Identical tool calls (same (org_id, server_id, tool_name, canonical_args)) within runtime.tool_cache_ttl_seconds reuse the previous result. The cache value is HMAC-signed with FLOOPY_AGENT_CACHE_PEPPER so:

  • A Redis writer cannot inject a forged result.
  • A value from one (org, server, tool) cannot be migrated to another — the cache key is part of the MAC input.
  • A pepper rotation invalidates every cached entry wholesale.

tool_cache_ttl_seconds = 0 disables the cache entirely.


runtime.stream_mode is the org-level switch between two modes:

  • final_only — when the client requests stream: true, the loop runs to completion (intermediate rounds buffered server-side), then the final assistant message is split into multiple ~64-byte delta.content SSE frames so clients see the answer progressively. UTF-8 boundaries are preserved. Intermediate-round text (e.g. “Vou consultar o clima.”) is not streamed live in this version — it’s reserved for a follow-up that drives each round through the upstream provider as a stream.
  • disabled — even if the client requests stream: true, the response is a single non-streaming chat.completion JSON. Useful for integrations that cannot consume SSE.

When the client doesn’t request streaming, both modes return JSON.

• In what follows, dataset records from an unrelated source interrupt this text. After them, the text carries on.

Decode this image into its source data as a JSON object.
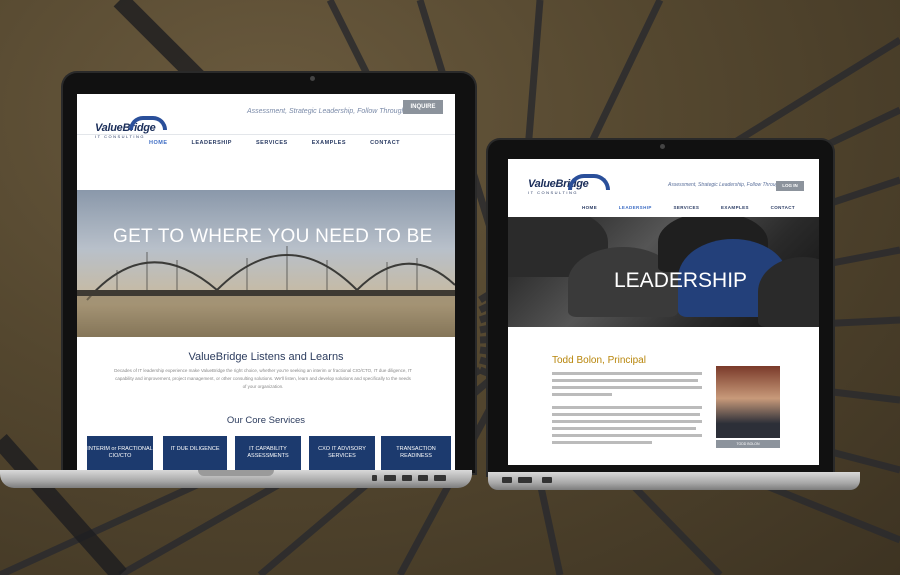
{
  "laptop_left": {
    "tagline": "Assessment, Strategic Leadership, Follow Through",
    "inquire_label": "INQUIRE",
    "logo": "ValueBridge",
    "logo_sub": "IT CONSULTING",
    "nav": [
      "HOME",
      "LEADERSHIP",
      "SERVICES",
      "EXAMPLES",
      "CONTACT"
    ],
    "hero_title": "GET TO WHERE YOU NEED TO BE",
    "heading": "ValueBridge Listens and Learns",
    "paragraph": "Decades of IT leadership experience make ValueBridge the right choice, whether you're seeking an interim or fractional CIO/CTO, IT due diligence, IT capability and improvement, project management, or other consulting solutions. We'll listen, learn and develop solutions and specifically to the needs of your organization.",
    "core_heading": "Our Core Services",
    "services": [
      "INTERIM or FRACTIONAL CIO/CTO",
      "IT DUE DILIGENCE",
      "IT CAPABILITY ASSESSMENTS",
      "CXO IT ADVISORY SERVICES",
      "TRANSACTION READINESS"
    ]
  },
  "laptop_right": {
    "tagline": "Assessment, Strategic Leadership, Follow Through",
    "login_label": "LOG IN",
    "logo": "ValueBridge",
    "logo_sub": "IT CONSULTING",
    "nav": [
      "HOME",
      "LEADERSHIP",
      "SERVICES",
      "EXAMPLES",
      "CONTACT"
    ],
    "hero_title": "LEADERSHIP",
    "person_name": "Todd Bolon, Principal",
    "photo_caption": "TODD BOLON"
  },
  "colors": {
    "navy": "#1c3a6e",
    "accent_gold": "#b8860b",
    "gray_button": "#8c939c"
  }
}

Tools, tool_use / tool_calls, and tool_result round-trip through every provider Floopy supports:

ProviderTool field nameResult field nameStop reason
OpenAI / OpenAI-compattools[].function.parameterstool_calls[]tool_calls
Anthropictools[].input_schemacontent[].tool_usetool_use
Geminitools[].functionDeclarationsparts[].functionCall(inferred from part type)
Bedrock ConversetoolConfig.tools[].toolSpecoutput.message.content[].toolUsetool_use

Floopy translates between these on the wire — clients always speak the OpenAI shape.


Every outbound HTTP from the agent loop (and from webhook delivery) passes through a cluster-wide SSRF policy loaded once from environment variables at startup. Default behavior matches the pre-PR-2 hardcoded blocks; operators can adjust without code changes:

FLOOPY_OUTBOUND_SSRF_BLOCK_LOOPBACK=true
FLOOPY_OUTBOUND_SSRF_BLOCK_PRIVATE=true # RFC1918
FLOOPY_OUTBOUND_SSRF_BLOCK_LINK_LOCAL=true # incl. 169.254.169.254 cloud metadata
FLOOPY_OUTBOUND_SSRF_BLOCK_MULTICAST=true
FLOOPY_OUTBOUND_SSRF_BLOCK_CGNAT=true # 100.64/10
FLOOPY_OUTBOUND_SSRF_BLOCK_ULA_V6=true # fc00::/7
FLOOPY_OUTBOUND_SSRF_EXTRA_BLOCKED_CIDRS= # CSV of v4 CIDRs
FLOOPY_OUTBOUND_SSRF_ALLOWLIST_CIDRS= # CSV; overrides every block

A block during the agent loop aborts the entire request with HTTP 403 (outbound_ssrf_blocked: ssrf_blocked:{reason}:{ip}). It does not feed the error back to the LLM as a tool result, because that would let an attacker who controls an MCP server URL probe Floopy’s internal network one tool call at a time.


Every tool call produced by the LLM is re-validated against the inputSchema returned by the upstream’s tools/list before Floopy dispatches it. A schema violation surfaces as a tool error fed back to the LLM rather than a hard crash — the loop continues, and the model gets a chance to retry with corrected arguments. SSRF blocks (above) are the only fatal class.


Each round writes to ClickHouse request_response_rmt with:

  • surface = 'agent'
  • agent_run_id — UUID; equals the request_id of round 0 and is reused across rounds.
  • round_index — zero-based.
  • tool_call_indexNULL on the LLM-call row; carried separately in audit rows for per-tool dispatches.

Each tool call writes one audit_log.agent.tool_call row with (agent_run_id, round_index, tool_call_index, server_id, tool, status, latency_ms).

The orchestrator opens a routing_execute span around the whole agent invocation, with N child agent_round_{idx} spans (one per LLM dispatch) carrying round_index and agent_run_id attributes. Join all of these by agent_run_id for end-to-end traceability.


  • Per-request: send floopy-mcp-disabled: true header.
  • Per-server: toggle the Switch on the Server card.
  • Per-org: remove has_mcp_outbound from the plan, or disable every server.
  • Per-runtime tweak: set tool_cache_ttl_seconds = 0 to disable just the cache, or max_rounds = 1 to force single-shot behavior.

The loop’s overhead when inactive is one boolean check on OrgContext.mcp_agent_active plus one optional header read.